Chimichurri is an Argentinian sauce typically served alongside grilled steaks, lamb, chicken or even pork sausages but we eat it with just about anything. My daughter likes it best on a grilled slice of garlic bread. Yes, this sauce is just that good. So good, in fact, that we’ve even caught her licking the bowl but who could blame her?!
The best part about chimichurri is that the sauce comes together quickly with the aid of my food processor. Chimichurri sauce recipes vary from family to family but for my chimichurri sauce, I use parsley, cilantro, fresh garlic, onion, salt, pepper, some red wine vinegar and extra virgin olive oil. Some people add oregano but I just don’t care for the flavor so I leave it out. To spice it up, we add red pepper flakes but we omit this for the kids who don’t like it spicy.
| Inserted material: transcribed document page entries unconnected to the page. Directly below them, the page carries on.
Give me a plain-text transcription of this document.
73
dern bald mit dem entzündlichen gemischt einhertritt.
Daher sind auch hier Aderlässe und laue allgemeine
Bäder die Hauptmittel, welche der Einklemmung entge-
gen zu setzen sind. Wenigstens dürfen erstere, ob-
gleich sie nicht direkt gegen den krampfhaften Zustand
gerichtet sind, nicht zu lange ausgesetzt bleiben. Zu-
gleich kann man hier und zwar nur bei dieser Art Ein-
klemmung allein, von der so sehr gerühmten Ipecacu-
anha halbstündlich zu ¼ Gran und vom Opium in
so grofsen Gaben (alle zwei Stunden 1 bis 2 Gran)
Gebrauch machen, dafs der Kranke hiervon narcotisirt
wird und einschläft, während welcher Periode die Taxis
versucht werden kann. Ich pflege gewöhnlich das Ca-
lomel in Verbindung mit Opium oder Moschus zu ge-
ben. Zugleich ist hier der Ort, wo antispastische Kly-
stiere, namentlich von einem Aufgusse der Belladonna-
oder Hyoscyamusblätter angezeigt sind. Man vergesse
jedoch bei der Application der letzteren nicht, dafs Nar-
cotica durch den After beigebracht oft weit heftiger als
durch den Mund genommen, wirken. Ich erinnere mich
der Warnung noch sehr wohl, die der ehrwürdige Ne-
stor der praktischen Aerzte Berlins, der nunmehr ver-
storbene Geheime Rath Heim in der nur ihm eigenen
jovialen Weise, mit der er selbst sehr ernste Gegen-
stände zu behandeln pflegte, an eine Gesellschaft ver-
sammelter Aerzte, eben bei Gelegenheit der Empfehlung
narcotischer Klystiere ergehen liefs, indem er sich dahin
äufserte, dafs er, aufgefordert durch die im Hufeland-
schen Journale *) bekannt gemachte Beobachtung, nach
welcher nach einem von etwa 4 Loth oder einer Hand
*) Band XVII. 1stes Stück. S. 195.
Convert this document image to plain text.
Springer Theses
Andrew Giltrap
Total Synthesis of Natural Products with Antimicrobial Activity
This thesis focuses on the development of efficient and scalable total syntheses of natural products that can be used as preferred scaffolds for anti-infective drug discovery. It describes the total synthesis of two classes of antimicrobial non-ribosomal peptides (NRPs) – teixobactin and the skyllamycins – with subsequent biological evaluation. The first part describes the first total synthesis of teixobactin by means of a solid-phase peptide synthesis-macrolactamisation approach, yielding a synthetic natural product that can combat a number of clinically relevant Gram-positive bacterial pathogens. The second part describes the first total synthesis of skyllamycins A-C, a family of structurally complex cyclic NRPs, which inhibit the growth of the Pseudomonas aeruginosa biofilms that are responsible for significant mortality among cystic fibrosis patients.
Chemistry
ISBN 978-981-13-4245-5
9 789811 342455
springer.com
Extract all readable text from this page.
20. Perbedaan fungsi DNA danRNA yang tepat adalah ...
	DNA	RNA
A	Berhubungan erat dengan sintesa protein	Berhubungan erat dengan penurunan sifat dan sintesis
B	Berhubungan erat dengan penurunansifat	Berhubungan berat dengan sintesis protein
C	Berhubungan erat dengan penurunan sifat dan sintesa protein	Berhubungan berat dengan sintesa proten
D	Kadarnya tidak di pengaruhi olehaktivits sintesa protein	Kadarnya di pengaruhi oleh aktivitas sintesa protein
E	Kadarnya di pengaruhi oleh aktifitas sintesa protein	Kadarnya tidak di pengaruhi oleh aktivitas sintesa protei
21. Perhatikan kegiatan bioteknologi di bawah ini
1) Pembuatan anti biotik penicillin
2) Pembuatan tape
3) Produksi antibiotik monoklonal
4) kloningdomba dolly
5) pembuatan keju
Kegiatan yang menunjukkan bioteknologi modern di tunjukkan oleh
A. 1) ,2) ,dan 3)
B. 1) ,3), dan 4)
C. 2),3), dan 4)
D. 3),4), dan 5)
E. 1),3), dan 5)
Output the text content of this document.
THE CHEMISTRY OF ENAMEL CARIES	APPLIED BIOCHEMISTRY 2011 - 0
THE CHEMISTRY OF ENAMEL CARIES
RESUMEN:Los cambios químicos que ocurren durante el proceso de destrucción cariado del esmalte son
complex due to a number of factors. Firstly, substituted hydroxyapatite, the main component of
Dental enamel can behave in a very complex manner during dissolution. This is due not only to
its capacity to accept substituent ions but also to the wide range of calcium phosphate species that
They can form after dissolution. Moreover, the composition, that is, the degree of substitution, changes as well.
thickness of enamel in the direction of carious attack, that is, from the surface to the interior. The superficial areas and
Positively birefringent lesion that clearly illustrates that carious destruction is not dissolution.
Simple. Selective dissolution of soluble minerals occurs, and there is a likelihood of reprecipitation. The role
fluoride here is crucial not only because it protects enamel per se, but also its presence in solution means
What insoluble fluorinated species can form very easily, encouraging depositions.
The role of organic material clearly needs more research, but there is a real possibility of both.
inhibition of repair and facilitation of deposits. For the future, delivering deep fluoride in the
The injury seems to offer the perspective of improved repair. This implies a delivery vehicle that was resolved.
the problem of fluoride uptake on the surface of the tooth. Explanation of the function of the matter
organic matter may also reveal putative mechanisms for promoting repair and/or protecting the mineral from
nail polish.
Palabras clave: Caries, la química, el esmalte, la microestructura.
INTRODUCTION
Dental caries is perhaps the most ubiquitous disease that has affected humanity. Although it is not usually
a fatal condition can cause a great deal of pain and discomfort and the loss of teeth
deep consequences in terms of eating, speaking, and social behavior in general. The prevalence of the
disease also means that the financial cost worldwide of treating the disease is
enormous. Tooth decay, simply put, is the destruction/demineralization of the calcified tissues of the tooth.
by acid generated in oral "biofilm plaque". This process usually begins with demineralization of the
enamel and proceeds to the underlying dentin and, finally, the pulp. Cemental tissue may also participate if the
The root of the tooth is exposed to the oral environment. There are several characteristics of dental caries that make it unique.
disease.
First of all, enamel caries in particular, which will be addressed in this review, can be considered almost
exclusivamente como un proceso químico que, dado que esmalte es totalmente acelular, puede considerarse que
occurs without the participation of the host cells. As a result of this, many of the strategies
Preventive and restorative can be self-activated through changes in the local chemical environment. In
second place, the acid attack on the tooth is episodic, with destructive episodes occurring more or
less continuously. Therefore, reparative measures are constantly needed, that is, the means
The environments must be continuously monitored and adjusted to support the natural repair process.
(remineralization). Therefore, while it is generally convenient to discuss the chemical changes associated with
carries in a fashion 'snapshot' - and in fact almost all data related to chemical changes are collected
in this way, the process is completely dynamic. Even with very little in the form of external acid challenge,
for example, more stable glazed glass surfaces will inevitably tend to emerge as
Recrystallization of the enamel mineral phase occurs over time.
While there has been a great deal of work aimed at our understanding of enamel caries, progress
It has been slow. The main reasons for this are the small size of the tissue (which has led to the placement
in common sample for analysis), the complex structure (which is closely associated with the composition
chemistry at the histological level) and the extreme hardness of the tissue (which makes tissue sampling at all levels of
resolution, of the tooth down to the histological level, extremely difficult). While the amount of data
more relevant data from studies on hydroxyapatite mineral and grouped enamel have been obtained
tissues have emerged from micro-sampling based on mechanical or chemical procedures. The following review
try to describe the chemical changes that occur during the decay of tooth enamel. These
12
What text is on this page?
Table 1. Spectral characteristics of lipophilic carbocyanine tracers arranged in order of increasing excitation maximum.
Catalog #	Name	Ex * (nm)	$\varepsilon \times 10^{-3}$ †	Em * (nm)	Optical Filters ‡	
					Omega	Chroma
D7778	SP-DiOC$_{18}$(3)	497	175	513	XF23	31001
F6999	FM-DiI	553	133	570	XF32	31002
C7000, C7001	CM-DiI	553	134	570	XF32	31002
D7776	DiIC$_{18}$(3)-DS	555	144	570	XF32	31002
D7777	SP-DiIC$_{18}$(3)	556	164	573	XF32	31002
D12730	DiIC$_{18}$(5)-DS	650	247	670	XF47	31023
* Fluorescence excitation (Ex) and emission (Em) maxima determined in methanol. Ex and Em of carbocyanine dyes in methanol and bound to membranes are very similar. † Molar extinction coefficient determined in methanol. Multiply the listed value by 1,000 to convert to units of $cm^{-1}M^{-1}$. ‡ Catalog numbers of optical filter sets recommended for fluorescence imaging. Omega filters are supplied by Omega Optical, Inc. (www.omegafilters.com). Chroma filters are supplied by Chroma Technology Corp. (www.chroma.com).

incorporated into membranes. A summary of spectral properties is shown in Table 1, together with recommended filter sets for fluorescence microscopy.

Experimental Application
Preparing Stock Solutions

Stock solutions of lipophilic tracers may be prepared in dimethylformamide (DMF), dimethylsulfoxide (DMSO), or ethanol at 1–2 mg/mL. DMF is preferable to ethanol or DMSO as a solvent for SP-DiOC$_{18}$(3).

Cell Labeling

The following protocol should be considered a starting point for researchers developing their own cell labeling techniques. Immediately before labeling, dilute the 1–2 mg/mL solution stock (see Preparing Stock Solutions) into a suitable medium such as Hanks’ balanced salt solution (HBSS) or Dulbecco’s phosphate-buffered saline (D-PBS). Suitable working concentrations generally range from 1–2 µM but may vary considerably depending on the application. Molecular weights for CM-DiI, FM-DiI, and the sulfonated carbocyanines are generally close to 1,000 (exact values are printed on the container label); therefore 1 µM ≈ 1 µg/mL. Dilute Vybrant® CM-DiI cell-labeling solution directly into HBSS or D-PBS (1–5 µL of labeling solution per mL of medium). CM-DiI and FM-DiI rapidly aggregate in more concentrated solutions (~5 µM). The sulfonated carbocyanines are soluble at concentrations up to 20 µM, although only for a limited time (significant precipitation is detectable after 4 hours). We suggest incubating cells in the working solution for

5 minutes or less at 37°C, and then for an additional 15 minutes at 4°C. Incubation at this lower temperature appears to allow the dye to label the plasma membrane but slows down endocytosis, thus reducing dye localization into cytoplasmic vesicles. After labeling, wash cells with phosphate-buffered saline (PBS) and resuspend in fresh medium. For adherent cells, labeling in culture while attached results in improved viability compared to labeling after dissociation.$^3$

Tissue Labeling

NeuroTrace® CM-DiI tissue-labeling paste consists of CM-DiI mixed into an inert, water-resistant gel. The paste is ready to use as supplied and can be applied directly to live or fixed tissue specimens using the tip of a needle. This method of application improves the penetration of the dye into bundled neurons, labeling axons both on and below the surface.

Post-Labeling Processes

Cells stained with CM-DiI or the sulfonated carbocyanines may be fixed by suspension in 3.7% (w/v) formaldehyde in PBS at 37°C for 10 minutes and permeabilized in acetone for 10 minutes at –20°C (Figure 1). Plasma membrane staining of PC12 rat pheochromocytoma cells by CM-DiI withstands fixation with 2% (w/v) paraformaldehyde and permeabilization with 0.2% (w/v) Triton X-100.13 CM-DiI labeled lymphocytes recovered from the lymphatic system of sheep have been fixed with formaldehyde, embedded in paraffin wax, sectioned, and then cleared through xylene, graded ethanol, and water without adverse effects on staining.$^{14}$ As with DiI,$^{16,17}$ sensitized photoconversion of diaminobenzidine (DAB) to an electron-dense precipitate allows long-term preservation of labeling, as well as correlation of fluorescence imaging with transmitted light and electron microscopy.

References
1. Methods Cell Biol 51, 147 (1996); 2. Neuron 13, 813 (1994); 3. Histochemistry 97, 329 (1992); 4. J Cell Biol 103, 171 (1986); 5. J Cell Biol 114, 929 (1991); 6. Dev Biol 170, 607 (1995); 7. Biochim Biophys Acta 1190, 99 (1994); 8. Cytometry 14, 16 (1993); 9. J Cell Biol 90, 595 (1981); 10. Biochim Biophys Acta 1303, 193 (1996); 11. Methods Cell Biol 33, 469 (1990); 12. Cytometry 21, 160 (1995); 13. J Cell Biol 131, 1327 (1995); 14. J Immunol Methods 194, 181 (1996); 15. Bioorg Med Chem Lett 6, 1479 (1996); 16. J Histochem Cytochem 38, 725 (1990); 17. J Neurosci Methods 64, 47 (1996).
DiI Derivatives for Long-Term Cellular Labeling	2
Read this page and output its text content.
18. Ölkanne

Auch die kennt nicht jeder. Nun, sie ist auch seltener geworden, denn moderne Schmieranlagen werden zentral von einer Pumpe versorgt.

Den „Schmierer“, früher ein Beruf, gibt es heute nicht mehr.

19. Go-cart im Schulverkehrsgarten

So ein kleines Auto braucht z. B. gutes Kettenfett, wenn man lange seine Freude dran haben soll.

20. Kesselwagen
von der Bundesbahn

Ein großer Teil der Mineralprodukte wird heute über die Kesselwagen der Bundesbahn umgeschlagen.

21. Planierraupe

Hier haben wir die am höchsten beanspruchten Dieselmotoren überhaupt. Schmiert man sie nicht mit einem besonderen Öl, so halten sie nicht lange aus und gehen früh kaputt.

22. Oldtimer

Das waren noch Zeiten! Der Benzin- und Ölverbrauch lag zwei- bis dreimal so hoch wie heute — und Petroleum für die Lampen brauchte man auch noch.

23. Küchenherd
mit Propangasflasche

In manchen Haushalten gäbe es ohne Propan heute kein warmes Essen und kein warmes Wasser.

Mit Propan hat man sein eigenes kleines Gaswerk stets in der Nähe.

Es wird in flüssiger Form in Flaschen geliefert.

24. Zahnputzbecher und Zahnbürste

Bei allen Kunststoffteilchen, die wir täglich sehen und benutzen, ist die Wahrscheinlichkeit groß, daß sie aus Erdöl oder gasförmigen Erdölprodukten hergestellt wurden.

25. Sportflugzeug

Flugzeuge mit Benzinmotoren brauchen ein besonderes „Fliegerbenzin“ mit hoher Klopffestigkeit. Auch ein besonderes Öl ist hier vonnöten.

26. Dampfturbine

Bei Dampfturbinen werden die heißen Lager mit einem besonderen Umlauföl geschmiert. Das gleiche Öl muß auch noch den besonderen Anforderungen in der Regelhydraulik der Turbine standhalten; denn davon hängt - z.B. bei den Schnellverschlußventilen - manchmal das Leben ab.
This week we decided to make some of our family favorites — shrimp pasta and chimichurri– and create this new dish. It was really good and both grown-ups and children alike were looking around for more. Of course, you could omit the shrimp entirely and have an extremely flavorful vegetarian dish as well.
Chimichurri pairs well with shrimp and pasta and is easily adaptable to you tastes.
- 1 pound Pasta, any shape
- 2 tablespoons unsalted butter
- 1/4 cup kosher salt
- 1/3 cup of Chimichurri Sauce
- 1 1/2 pounds large shrimp, peeled and deveined
- 2 teaspoons garlic, minced
- 1/4 cup grated Parmesan
- salt and pepper to taste
- Set a large 1-gallon stock pot of water to a boil and add the kosher salt. Place the pasta in the pot and stir the pot until the water returns to a boil. Cook the pasta until tender, but with a bit of resistance (al dente), about 12 minutes. (We like our pasta a little softer so we cook a few minutes longer).
- While the pasta cooks, prepare the shrimp. Set a 12-inch saute pan over medium-high heat. Add 2 teaspoons of the garlic and butter to the pan. Once the butter has melted, season the shrimp with salt and pepper then add the shrimp to the pan. Sear the shrimp until pink, about 1 minute, then turn over and cook for another minute. Remove the shrimp from the pan and set aside.
- After the pasta is cooked top with shrimp and fresh chimichurri sauce. Add Parmesan cheese and toss to blend. Serve immediately.